Going well beyond the Quebec government’s requirement of dedicating a minimum of one per cent of a public development’s budget to the integration of art, the new CHUM campus will have 13 large-scale works of art incorporated into the design and ultimately house the highest concentration of public art in Montreal since Expo 67.

“We have integrated the art directly into the architecture of the complex in ways that blur the lines between the two and provides a more human experience to the visitor and staff.” explains Chichmanian. “In fact, many components of the buildings themselves can be considered works of art, including the amphitheatre, the reconstructed steeple, Maison Garth and the Space of Contemplation — forming a series of architectural objects animating Saint-Denis Street.  Perhaps the best example is the passerelle, an aerial bridge over Sanguinet street with its translucent arch emerging from the perforations of the copper shroud enveloping it.”

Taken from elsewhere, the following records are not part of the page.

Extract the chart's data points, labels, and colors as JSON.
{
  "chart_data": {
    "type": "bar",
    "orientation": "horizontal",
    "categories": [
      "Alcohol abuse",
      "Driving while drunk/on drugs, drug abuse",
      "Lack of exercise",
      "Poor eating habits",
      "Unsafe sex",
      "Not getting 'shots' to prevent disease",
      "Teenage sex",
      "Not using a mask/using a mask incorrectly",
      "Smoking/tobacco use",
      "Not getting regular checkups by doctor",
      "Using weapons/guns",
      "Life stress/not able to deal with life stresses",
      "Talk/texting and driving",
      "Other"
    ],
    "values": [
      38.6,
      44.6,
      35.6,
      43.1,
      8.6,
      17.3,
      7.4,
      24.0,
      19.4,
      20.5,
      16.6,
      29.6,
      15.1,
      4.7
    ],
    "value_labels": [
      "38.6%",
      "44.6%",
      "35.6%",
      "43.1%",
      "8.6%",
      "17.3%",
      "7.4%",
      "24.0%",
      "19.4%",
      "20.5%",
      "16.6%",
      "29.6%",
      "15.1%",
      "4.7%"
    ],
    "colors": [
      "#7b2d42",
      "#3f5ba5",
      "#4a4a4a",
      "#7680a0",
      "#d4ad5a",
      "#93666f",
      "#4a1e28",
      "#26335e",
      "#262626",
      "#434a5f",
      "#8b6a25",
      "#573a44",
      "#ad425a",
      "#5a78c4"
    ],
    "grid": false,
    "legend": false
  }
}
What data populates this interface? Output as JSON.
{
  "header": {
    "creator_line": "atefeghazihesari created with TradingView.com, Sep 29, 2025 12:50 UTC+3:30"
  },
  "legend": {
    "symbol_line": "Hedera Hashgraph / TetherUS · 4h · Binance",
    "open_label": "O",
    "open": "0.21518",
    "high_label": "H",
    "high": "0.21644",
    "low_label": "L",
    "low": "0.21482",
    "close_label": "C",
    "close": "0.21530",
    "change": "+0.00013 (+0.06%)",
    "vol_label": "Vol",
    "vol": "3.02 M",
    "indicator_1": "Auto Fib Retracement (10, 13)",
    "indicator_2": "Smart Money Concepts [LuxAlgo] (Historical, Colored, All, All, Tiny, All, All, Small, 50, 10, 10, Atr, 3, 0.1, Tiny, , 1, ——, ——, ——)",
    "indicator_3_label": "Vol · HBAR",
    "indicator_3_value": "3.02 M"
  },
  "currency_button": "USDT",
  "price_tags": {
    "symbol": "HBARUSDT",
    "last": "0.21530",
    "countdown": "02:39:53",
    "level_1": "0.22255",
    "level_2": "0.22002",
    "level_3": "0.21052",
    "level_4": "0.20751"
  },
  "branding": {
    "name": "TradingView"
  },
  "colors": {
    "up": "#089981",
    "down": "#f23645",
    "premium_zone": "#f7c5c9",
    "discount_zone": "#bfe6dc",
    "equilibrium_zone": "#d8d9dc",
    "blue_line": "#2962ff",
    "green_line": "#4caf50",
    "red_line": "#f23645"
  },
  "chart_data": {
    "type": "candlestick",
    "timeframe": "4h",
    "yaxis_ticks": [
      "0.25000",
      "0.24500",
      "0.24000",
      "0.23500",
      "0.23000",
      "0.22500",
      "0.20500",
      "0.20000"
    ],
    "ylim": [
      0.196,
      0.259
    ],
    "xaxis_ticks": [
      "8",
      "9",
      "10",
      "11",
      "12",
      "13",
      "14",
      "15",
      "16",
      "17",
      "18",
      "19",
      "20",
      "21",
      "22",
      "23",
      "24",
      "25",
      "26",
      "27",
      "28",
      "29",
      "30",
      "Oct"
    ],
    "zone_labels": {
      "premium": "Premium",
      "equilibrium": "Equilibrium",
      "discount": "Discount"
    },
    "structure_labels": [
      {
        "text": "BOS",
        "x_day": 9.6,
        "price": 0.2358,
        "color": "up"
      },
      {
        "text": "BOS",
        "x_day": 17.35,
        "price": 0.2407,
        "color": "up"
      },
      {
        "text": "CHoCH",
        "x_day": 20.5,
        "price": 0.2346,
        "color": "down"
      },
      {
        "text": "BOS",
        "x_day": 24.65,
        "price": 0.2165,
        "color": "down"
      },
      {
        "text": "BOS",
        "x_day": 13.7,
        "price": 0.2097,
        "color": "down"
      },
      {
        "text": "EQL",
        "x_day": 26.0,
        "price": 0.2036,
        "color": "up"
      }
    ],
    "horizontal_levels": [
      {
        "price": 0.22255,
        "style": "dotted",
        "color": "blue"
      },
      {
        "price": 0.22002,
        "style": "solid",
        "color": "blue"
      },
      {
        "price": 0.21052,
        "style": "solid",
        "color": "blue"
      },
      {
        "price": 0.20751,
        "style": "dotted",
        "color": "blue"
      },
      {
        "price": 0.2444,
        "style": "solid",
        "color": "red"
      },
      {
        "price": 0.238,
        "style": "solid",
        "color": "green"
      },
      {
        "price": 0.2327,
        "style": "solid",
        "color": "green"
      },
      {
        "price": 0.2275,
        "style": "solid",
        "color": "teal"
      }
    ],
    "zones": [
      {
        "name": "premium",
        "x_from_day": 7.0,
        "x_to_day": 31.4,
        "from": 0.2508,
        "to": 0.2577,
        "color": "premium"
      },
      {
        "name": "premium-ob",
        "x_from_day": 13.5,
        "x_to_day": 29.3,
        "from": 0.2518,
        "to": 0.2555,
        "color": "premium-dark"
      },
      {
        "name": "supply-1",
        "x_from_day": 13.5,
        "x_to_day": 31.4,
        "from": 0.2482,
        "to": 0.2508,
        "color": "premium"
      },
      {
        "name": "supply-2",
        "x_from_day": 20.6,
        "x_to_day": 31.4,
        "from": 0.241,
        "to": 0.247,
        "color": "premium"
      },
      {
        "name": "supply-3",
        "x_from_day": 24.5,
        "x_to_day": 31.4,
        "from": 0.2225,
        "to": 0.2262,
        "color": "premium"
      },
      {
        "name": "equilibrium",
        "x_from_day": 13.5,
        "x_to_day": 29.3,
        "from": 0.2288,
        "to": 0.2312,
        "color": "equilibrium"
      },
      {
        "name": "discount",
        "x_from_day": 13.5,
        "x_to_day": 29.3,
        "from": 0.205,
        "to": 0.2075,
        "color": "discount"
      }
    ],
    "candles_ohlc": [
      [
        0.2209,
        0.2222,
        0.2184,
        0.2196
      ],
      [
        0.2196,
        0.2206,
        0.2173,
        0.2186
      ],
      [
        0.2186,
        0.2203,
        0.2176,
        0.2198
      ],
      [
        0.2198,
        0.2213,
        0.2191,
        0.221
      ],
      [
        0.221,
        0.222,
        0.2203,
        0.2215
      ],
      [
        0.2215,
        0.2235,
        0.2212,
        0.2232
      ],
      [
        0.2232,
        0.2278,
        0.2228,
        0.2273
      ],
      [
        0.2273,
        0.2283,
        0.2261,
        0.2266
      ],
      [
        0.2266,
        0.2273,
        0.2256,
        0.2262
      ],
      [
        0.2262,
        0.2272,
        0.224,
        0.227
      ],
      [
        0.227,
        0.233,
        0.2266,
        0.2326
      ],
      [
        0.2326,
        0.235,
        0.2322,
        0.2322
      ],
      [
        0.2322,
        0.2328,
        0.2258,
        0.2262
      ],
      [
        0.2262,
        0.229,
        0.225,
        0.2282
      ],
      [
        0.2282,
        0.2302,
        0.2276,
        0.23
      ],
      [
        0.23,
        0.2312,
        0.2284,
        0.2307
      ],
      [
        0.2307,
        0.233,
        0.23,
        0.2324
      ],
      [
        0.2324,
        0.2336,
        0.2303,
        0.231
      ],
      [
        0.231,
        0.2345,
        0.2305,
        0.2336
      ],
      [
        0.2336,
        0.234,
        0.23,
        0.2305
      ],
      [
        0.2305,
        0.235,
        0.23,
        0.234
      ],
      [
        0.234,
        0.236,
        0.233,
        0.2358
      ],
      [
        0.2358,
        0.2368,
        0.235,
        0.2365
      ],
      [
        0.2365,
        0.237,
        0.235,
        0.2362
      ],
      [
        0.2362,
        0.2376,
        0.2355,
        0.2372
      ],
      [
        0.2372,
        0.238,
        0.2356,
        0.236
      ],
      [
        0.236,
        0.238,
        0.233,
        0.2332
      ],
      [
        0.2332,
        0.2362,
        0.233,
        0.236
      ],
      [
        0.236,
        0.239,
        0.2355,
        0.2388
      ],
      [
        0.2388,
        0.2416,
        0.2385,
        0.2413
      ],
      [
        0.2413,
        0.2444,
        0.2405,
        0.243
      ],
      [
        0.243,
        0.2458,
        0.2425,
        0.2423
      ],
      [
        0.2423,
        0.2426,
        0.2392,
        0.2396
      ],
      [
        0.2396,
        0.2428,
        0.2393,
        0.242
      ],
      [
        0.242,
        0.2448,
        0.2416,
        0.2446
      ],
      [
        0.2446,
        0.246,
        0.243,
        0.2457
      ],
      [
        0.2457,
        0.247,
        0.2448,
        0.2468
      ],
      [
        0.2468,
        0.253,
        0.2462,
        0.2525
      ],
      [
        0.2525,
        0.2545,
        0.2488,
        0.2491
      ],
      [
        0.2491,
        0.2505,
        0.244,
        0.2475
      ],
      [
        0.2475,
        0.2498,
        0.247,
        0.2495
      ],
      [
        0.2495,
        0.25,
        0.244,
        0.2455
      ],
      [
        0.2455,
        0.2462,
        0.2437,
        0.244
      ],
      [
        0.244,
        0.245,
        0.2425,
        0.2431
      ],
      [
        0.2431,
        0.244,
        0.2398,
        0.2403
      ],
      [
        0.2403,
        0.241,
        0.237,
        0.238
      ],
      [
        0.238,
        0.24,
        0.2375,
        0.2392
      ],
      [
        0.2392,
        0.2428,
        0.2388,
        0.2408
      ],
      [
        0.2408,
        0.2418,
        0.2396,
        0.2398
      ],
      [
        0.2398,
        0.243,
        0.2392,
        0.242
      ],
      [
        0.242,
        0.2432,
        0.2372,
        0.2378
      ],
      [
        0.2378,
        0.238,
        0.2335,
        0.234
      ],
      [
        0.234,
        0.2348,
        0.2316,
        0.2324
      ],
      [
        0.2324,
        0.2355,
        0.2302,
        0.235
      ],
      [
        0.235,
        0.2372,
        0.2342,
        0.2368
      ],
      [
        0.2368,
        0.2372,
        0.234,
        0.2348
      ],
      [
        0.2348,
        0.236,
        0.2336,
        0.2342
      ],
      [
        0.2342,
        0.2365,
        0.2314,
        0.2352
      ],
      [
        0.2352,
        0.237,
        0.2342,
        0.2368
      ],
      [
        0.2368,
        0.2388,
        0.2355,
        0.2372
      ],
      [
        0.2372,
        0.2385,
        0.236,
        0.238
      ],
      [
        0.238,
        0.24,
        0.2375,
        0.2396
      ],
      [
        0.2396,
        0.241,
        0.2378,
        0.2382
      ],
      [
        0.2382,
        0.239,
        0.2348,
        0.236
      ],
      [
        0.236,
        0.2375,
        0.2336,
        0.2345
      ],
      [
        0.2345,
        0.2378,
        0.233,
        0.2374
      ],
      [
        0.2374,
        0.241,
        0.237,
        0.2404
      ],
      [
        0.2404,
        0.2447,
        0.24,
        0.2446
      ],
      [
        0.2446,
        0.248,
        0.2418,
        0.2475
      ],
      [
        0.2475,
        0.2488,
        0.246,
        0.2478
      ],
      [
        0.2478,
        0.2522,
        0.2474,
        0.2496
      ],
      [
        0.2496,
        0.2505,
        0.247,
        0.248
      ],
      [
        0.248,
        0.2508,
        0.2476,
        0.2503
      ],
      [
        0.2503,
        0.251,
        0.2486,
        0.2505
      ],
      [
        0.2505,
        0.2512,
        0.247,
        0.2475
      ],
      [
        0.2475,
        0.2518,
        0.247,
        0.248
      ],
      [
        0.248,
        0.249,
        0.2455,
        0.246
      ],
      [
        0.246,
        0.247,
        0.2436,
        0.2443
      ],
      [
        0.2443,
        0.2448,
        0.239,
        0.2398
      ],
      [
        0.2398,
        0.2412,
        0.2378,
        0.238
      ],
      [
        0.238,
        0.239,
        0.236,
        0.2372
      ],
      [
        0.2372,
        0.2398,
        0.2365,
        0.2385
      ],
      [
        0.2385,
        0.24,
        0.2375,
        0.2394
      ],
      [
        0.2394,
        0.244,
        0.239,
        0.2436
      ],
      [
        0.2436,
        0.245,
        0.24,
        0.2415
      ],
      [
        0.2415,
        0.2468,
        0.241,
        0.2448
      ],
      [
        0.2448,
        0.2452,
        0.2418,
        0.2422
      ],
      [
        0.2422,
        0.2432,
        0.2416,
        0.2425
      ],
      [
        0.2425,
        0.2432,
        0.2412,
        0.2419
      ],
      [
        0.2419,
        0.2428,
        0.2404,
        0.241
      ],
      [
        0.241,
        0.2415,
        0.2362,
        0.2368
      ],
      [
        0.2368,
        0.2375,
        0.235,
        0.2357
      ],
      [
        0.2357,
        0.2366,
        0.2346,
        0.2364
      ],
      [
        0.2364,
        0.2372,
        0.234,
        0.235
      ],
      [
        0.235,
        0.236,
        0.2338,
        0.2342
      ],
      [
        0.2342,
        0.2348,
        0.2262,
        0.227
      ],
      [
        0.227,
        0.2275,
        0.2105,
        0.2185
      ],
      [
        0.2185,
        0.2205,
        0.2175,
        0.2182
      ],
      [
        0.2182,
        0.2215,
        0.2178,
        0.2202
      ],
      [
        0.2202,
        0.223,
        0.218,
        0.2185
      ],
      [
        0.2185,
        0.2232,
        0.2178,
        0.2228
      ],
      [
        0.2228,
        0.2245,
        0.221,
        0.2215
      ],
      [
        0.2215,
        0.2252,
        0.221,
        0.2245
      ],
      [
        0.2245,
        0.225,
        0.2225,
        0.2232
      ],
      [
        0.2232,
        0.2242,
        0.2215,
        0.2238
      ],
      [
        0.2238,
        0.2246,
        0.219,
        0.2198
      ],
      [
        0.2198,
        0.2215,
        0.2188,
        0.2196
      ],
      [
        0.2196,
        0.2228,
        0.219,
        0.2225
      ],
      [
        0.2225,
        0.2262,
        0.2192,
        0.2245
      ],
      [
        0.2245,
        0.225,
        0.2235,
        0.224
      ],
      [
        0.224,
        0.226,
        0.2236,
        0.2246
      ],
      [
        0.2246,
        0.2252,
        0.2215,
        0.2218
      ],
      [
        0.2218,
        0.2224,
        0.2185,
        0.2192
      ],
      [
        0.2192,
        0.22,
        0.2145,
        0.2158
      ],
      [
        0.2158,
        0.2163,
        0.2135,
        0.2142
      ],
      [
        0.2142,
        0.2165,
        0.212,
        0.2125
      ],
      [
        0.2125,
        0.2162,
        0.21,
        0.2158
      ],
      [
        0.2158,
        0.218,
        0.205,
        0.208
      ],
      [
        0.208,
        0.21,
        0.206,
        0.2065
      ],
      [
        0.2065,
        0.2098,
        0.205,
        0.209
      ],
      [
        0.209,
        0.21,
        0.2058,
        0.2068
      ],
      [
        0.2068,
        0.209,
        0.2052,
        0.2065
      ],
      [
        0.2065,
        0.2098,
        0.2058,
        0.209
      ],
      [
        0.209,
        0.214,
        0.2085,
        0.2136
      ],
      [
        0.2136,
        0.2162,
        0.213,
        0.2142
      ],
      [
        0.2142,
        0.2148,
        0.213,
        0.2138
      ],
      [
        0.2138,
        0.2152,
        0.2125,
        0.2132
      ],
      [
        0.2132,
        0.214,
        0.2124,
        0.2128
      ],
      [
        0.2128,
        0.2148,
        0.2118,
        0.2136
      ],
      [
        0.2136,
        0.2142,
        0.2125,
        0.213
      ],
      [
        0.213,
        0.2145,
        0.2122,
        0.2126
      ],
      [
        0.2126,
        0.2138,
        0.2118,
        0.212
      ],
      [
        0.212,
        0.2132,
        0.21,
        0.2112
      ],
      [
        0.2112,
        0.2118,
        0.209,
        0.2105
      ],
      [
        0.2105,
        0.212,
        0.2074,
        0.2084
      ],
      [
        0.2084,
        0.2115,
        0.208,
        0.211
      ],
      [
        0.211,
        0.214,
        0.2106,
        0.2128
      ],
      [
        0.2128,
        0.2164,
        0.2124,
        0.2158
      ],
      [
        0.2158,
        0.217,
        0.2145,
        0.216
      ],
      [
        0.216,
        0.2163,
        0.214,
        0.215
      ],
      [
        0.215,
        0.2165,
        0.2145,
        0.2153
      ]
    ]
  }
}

Curtain Wall facade along Viger Avenue Photo credit: CannonDesign + NEUF architect(e)s

Curtain Wall facade along Viger Avenue. Photo credit: CannonDesign + NEUF architect(e)s

While still a work in progress, the design solutions found to resolve the complexities of the CHUM project have already garnered international recognition for the architectural design team. The team was honoured with an Architizer A+Award in New York earlier this year, as well as with an A’ Design Award in Italy. The project was also showcased during the European Healthcare Design Forum in London in June.

CannonDesign + NEUF architect(e)s has also been named a finalist in the Urban Design category of the LEAF Awards (the CHUM is the only Canadian project recognized as a finalist), to be presented in London in October, as well as finalist of the prestigious World Architecture Festival to be held in Berlin in November.